Republicans understood that equality before the law for African Americans in the North was going to be a hard sell in several northern states, especially outside New England. This was especially true when it came to suffrage. Most Republican voters might support equal rights and enfranchisement, but there were enough defectors to make those positions difficult to sustain through to victory at the polls. However, the response of white southerners to the opportunity given them through Johnson’s Reconstruction policies to reshape their own world gave white northerners, especially Republican and Republican-leaning voters, pause. The rise of antiblack violence, the election of former Confederates to office, and the generally recalcitrant attitude of former Confederates, combined with Johnson’s decision to back the results of self-reconstruction under his policy, gave Republicans an excellent opportunity to argue that a Democratic victory would mean that the sacrifice of the Civil War had all gone for naught. News of the Memphis and New Orleans riots simply advanced that case, and Johnson’s bizarre behavior during the Swing Around the Circle helped Republicans secure an overwhelming victory in the off year elections of 1866, complete with veto-proof majorities in both houses of Congress. In short, refight the war and Republicans would prevail. Make the elections a struggle to prevent former Confederates and their northern Democratic allies/pawns from regaining power as a means to undoing the results of the war, and Republicans would win. Make race relations a “southern thing,” and one could rest satisfied that, at least for now, that would be enough to secure a Republican triumph.

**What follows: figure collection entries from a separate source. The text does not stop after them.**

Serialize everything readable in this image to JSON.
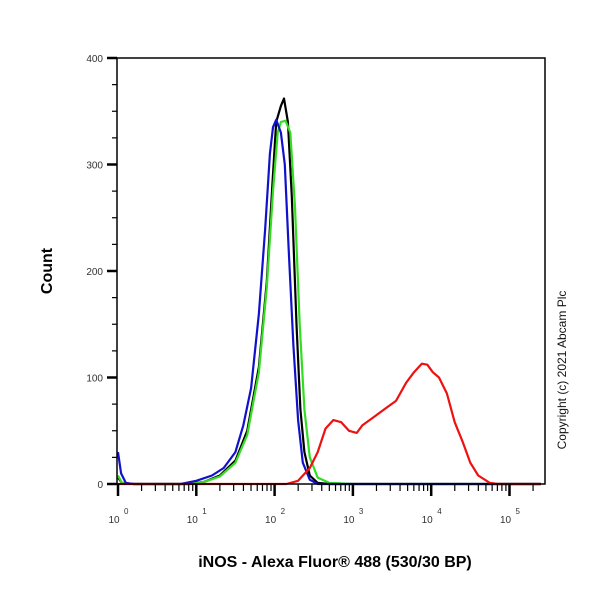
{
  "chart_data": {
    "type": "line",
    "title": "",
    "xlabel": "iNOS - Alexa Fluor® 488 (530/30 BP)",
    "ylabel": "Count",
    "x_scale": "log",
    "xlim_decades": [
      0,
      5.4
    ],
    "ylim": [
      0,
      400
    ],
    "y_ticks": [
      0,
      100,
      200,
      300,
      400
    ],
    "y_minor_step": 25,
    "x_tick_labels": [
      {
        "base": "10",
        "exp": "0",
        "decade": 0
      },
      {
        "base": "10",
        "exp": "1",
        "decade": 1
      },
      {
        "base": "10",
        "exp": "2",
        "decade": 2
      },
      {
        "base": "10",
        "exp": "3",
        "decade": 3
      },
      {
        "base": "10",
        "exp": "4",
        "decade": 4
      },
      {
        "base": "10",
        "exp": "5",
        "decade": 5
      }
    ],
    "grid": false,
    "legend": null,
    "annotation": "Copyright (c) 2021 Abcam Plc",
    "series": [
      {
        "name": "black",
        "color": "#000000",
        "points_decade_count": [
          [
            0.0,
            6
          ],
          [
            0.05,
            1
          ],
          [
            0.2,
            0
          ],
          [
            0.9,
            0
          ],
          [
            1.1,
            2
          ],
          [
            1.3,
            8
          ],
          [
            1.5,
            22
          ],
          [
            1.65,
            50
          ],
          [
            1.8,
            110
          ],
          [
            1.9,
            190
          ],
          [
            1.97,
            280
          ],
          [
            2.02,
            340
          ],
          [
            2.08,
            355
          ],
          [
            2.12,
            362
          ],
          [
            2.17,
            340
          ],
          [
            2.22,
            270
          ],
          [
            2.28,
            150
          ],
          [
            2.33,
            70
          ],
          [
            2.38,
            30
          ],
          [
            2.45,
            8
          ],
          [
            2.55,
            1
          ],
          [
            2.7,
            0
          ],
          [
            5.4,
            0
          ]
        ]
      },
      {
        "name": "green",
        "color": "#33dd22",
        "points_decade_count": [
          [
            0.0,
            8
          ],
          [
            0.05,
            1
          ],
          [
            0.2,
            0
          ],
          [
            0.9,
            0
          ],
          [
            1.1,
            2
          ],
          [
            1.3,
            7
          ],
          [
            1.5,
            20
          ],
          [
            1.65,
            46
          ],
          [
            1.8,
            105
          ],
          [
            1.9,
            185
          ],
          [
            1.98,
            275
          ],
          [
            2.04,
            330
          ],
          [
            2.08,
            340
          ],
          [
            2.14,
            341
          ],
          [
            2.2,
            330
          ],
          [
            2.26,
            260
          ],
          [
            2.32,
            150
          ],
          [
            2.38,
            70
          ],
          [
            2.45,
            25
          ],
          [
            2.55,
            6
          ],
          [
            2.7,
            1
          ],
          [
            3.0,
            0
          ],
          [
            5.4,
            0
          ]
        ]
      },
      {
        "name": "blue",
        "color": "#1111cc",
        "points_decade_count": [
          [
            0.0,
            30
          ],
          [
            0.04,
            10
          ],
          [
            0.1,
            1
          ],
          [
            0.2,
            0
          ],
          [
            0.8,
            0
          ],
          [
            1.0,
            3
          ],
          [
            1.2,
            8
          ],
          [
            1.35,
            15
          ],
          [
            1.5,
            30
          ],
          [
            1.6,
            55
          ],
          [
            1.7,
            90
          ],
          [
            1.8,
            160
          ],
          [
            1.88,
            240
          ],
          [
            1.94,
            310
          ],
          [
            1.98,
            335
          ],
          [
            2.02,
            342
          ],
          [
            2.08,
            330
          ],
          [
            2.13,
            300
          ],
          [
            2.18,
            220
          ],
          [
            2.24,
            130
          ],
          [
            2.3,
            60
          ],
          [
            2.36,
            20
          ],
          [
            2.45,
            4
          ],
          [
            2.55,
            0
          ],
          [
            5.4,
            0
          ]
        ]
      },
      {
        "name": "red",
        "color": "#ee1111",
        "points_decade_count": [
          [
            0.0,
            0
          ],
          [
            2.15,
            0
          ],
          [
            2.3,
            3
          ],
          [
            2.45,
            15
          ],
          [
            2.55,
            30
          ],
          [
            2.65,
            52
          ],
          [
            2.75,
            60
          ],
          [
            2.85,
            58
          ],
          [
            2.95,
            50
          ],
          [
            3.05,
            48
          ],
          [
            3.12,
            55
          ],
          [
            3.25,
            62
          ],
          [
            3.4,
            70
          ],
          [
            3.55,
            78
          ],
          [
            3.68,
            95
          ],
          [
            3.78,
            105
          ],
          [
            3.88,
            113
          ],
          [
            3.95,
            112
          ],
          [
            4.02,
            105
          ],
          [
            4.1,
            100
          ],
          [
            4.2,
            85
          ],
          [
            4.3,
            58
          ],
          [
            4.4,
            40
          ],
          [
            4.5,
            20
          ],
          [
            4.6,
            8
          ],
          [
            4.75,
            1
          ],
          [
            4.85,
            0
          ],
          [
            5.4,
            0
          ]
        ]
      }
    ]
  }
}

In the wake of the elections of 1866 Republicans proceeded to pass what became known as the Reconstruction Acts after southern state legislatures failed to follow Tennessee’s lead by rejecting the Fourteenth Amendment. The initial act basically enfranchised southern blacks, and provided the foundation for equality before the law coming from southern state constitutional conventions (as opposed to the Civil Rights Act of 1866, which established some federal safeguards to protect equality before the law). But what Republicans did after that eventually caused them to pause and reflect on political strategy. In 1867 the party pushed again for equality before the law and enfranchisement in the North in several key northern states, including Ohio. Recall that civil rights and suffrage were still issues addressed at the state level: the Civil Rights Act kicked in only in cases of state inaction when it came to equality before the law. This time there were no major race rots in the South (although white supremacist violence continued) and no Swing Around the Circle.
Democrats staged a comeback in 1867, especially in Ohio, where a proposal to enfranchise blacks failed and the Democrats took over the state legislature, meaning the end of Radical Republican Benjamin F. Wade’s tenure in the Senate. Chaistened, Republicans learned that in closely competitive states, proposals for black suffrage would not fare well. Although a significant majority of Republicans were willing to support such measures, just enough voters defected (either by sitting out the election or voting alongside Democratic opponents of such measures) to ensure the defeat of these initiatives.
As Michael Les Benedict pointed out years ago, the elections of 1867 demonstrated the limits of radicalism for Republicans. The lesson seemed clear: a move back to the center featuring an antiSouth appeal promised better electoral prospects than did continuing to advocate black equality. The elections of 1868 and the decision to return once more to the constitutional amendment process illustrated what they learned, as we shall see shortly.